Aussi, le bonheur n’est pas un dessein de la nature. Freud, dans Malaise dans la civilisation déclare même sur le bonheur: « Celui-ci est absolument irréalisable ; tout l’ordre de l’univers s’y oppose ; on serait tenté de dire qu’il n’est point entré dans le plan de la "Création" que l’homme soit "heureux" ». Le bonheur n'est en effet pour Freud « possible de par sa nature que sous forme de phénomène épisodique ». Et de rajouter « nos facultés de bonheur sont limitées par notre constitution ». Nous ne serions ainsi pas fait pour le bonheur, car pas adapté à celui-ci, et condamnés à des épisodes de bonheurs temporaires par la nature.
Transition : Mais si le bonheur semble si difficile à atteindre, ne dépend-il pas au moins de nous de nous mettre dans les conditions du bonheur ?
II. Mais le bonheur est favorisé par une pratique vertueuse
L'eudémonisme est une doctrine philosophique qui lie elle le bonheur et la raison : ce ne serait donc pas le destin qui nous fait heureux ou malheureux.
S'il n'y a pas de recette magique au bonheur, de bonnes pratiques permettent ainsi de laisser le malheur à distance.
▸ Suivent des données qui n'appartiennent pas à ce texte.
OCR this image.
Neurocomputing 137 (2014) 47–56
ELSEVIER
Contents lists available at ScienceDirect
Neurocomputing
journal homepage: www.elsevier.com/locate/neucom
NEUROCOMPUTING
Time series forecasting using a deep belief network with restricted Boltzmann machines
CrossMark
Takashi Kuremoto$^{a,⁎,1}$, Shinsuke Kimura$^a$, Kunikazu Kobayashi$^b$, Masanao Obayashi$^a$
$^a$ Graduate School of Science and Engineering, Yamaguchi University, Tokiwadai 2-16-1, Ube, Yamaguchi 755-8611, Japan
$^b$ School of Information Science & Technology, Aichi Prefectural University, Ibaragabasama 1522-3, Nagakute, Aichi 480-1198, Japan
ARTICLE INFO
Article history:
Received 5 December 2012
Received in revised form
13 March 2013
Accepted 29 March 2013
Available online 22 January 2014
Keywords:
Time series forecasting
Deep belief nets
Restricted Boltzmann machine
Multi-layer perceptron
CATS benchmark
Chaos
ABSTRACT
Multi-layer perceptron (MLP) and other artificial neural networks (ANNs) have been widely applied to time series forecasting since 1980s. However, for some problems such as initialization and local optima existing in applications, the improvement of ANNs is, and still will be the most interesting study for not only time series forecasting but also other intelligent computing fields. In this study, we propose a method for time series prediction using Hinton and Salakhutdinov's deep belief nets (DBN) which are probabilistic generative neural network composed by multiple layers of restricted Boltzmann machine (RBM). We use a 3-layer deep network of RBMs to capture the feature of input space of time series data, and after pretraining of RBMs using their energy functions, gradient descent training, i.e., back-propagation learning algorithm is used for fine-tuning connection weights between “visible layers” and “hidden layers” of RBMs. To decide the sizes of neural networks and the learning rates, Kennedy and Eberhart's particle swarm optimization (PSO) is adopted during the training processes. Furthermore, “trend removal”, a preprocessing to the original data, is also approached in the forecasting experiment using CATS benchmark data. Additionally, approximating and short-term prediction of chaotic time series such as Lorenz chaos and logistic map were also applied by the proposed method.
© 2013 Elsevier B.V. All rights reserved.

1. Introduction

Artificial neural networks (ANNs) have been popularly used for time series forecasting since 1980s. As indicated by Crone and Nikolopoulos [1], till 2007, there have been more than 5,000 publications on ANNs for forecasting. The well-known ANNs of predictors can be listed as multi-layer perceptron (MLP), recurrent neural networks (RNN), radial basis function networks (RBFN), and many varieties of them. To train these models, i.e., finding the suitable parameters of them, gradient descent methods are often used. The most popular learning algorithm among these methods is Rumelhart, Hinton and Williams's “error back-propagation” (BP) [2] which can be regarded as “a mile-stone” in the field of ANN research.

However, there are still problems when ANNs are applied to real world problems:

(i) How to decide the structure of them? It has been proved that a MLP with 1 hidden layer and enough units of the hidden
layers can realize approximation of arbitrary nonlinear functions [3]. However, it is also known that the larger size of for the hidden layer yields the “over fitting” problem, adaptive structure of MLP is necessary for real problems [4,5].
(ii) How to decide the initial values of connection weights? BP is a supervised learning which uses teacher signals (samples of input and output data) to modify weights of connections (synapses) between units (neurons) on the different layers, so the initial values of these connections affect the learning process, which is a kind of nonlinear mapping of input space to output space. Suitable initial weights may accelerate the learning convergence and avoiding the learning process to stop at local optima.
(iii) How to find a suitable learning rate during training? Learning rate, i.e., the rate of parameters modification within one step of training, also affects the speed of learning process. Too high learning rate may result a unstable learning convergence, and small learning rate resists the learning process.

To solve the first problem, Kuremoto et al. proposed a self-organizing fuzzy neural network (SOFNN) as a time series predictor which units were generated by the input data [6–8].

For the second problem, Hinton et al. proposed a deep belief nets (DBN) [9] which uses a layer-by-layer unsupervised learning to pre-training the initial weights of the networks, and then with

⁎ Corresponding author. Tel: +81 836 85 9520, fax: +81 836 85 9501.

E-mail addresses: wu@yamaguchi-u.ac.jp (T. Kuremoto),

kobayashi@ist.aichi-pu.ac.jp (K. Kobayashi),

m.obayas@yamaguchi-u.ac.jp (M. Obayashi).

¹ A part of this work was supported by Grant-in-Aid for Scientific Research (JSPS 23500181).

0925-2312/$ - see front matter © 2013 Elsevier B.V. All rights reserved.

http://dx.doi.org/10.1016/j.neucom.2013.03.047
Pour Épicure il s'agit ainsi d'atteindre la sérénité de l’âme, en ayant avoir une intelligence du désir et du plaisir, qui permet de discerner ce qu’il faut choisir et ce qu’il faut éviter. De même pour les stoïciens (comme Sénèque, Épictète, Marc Aurèle), il faut rester libre à l’égard de ses passions et être maître de ses pensées quelle que soient les circonstances.
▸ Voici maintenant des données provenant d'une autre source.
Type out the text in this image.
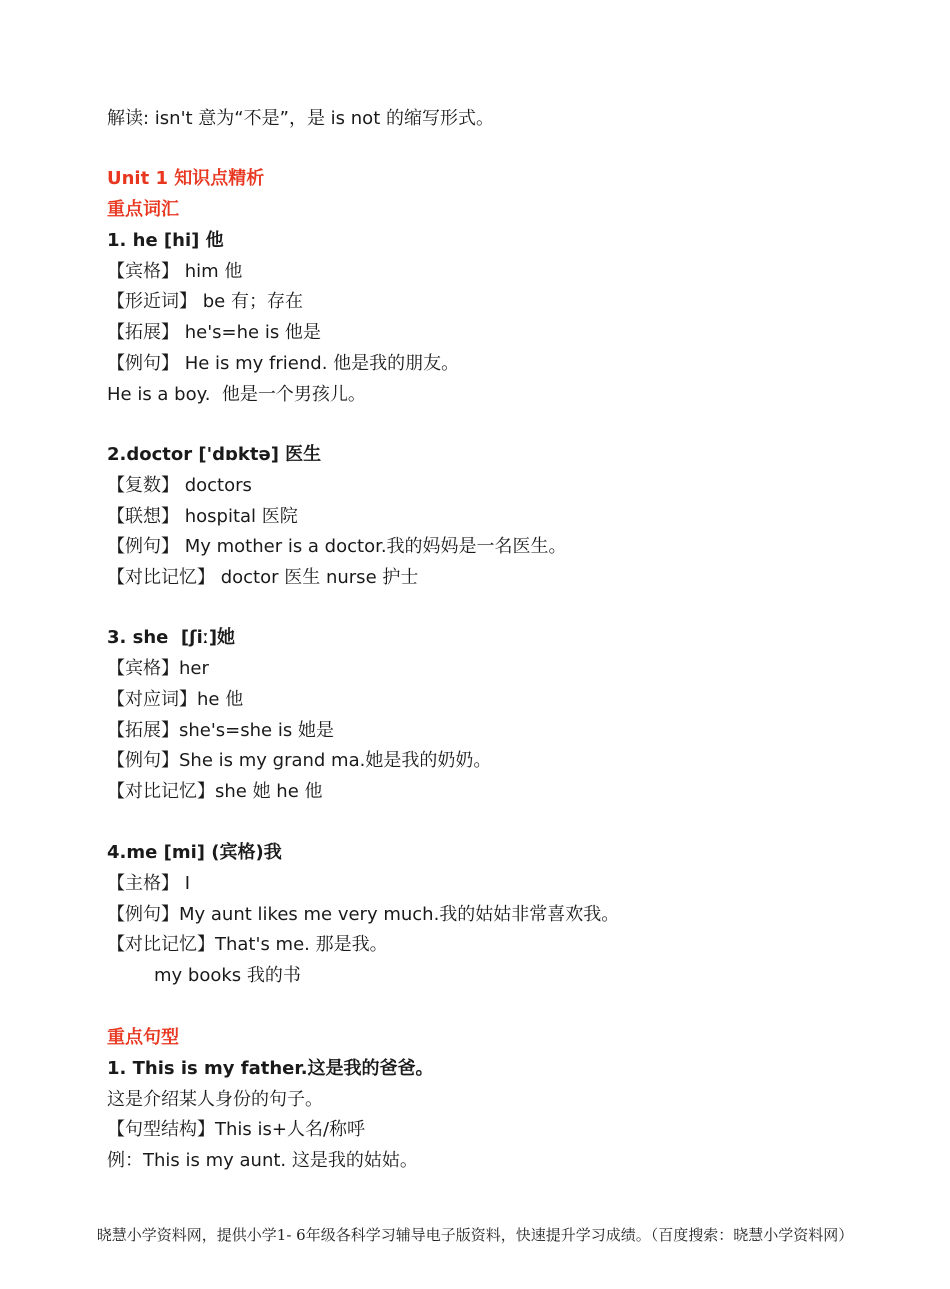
解读: isn't 意为“不是”，是 is not 的缩写形式。
Unit 1 知识点精析
重点词汇
1. he [hi] 他
【宾格】 him 他
【形近词】 be 有；存在
【拓展】 he's=he is 他是
【例句】 He is my friend. 他是我的朋友。
He is a boy.  他是一个男孩儿。
2.doctor ['dɒktə] 医生
【复数】 doctors
【联想】 hospital 医院
【例句】 My mother is a doctor.我的妈妈是一名医生。
【对比记忆】 doctor 医生 nurse 护士
3. she  [ʃiː]她
【宾格】her
【对应词】he 他
【拓展】she's=she is 她是
【例句】She is my grand ma.她是我的奶奶。
【对比记忆】she 她 he 他
4.me [mi] (宾格)我
【主格】 I
【例句】My aunt likes me very much.我的姑姑非常喜欢我。
【对比记忆】That's me. 那是我。
my books 我的书
重点句型
1. This is my father.这是我的爸爸。
这是介绍某人身份的句子。
【句型结构】This is+人名/称呼
例：This is my aunt. 这是我的姑姑。
晓慧小学资料网，提供小学1- 6年级各科学习辅导电子版资料，快速提升学习成绩。（百度搜索：晓慧小学资料网）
Plus encore, pour Aristote, le bonheur est ainsi à la portée de tous et consiste dans la pratique effective de la vertu envers soi-même et envers la cité. La vertu, chez Aristote, se trouve entre connaissance et action : c’est une volonté de bien agir qui, à force de s’actualiser, devient une habitude. La vertu est donc à comprendre comme une tendance à bien agir soutenue par la volonté de bien faire. « Nous sommes ce que nous répétons sans cesse. L'excellence n'est donc pas un acte, mais une habitude » (Éthique à Nicomaque, II, 1).
Transition : Une pratique vertueuse répétée, et consciente des limites de nos passions, permet ainsi de nous donner les conditions du bonheur. Mais si le bonheur ne dépend pas que de nous, est-ce que sa forme ne dépend pas de la liberté qui nous est offerte, ou pour laquelle on se bat ?
III. Un bon usage de notre liberté permet de choisir notre chemin vers le bonheur
La liberté collective qui est la même pour tous et garantie par la loi, avec l’existence reconnue et effective du droit. Nul n’est heureux en dictature, lorsque privé de l’usage de ses libertés fondamentales. La politique doit toutefois se contenter de mettre en place les conditions du bonheur individuel : en luttant contre l’inculture, l’aliénation au travail, ou encore toute instrumentalisation de la personne.
De même la liberté personnelle, éclairée par la raison, se manifeste par des choix, des décisions, une façon de conduire sa vie, c’est tout l’enjeu du discernement du bien et du mal, du bonheur et du malheur comme conséquence de l’action. En étant conscient des implication de nos choix, et en étant acteur de notre propre liberté, nous nous donnons ainsi la possibilité de choisir notre propre voie du bonheur.
Conclusion
Le bonheur n’arrive donc pas par hasard. Nous contribuons par nos actes à nous rendre heureux ou malheureux. Aussi un bonheur subi ou reçu du dehors qui ne dépend pas de nous pourrait être, à juste titre, considéré comme inférieur à un bonheur voulu et mérité. Il dépend ainsi de nous d'au moins de choisir pour quelle forme de bonheur et donc d'idéal on se bat, à défaut d'être certain de l'atteindre.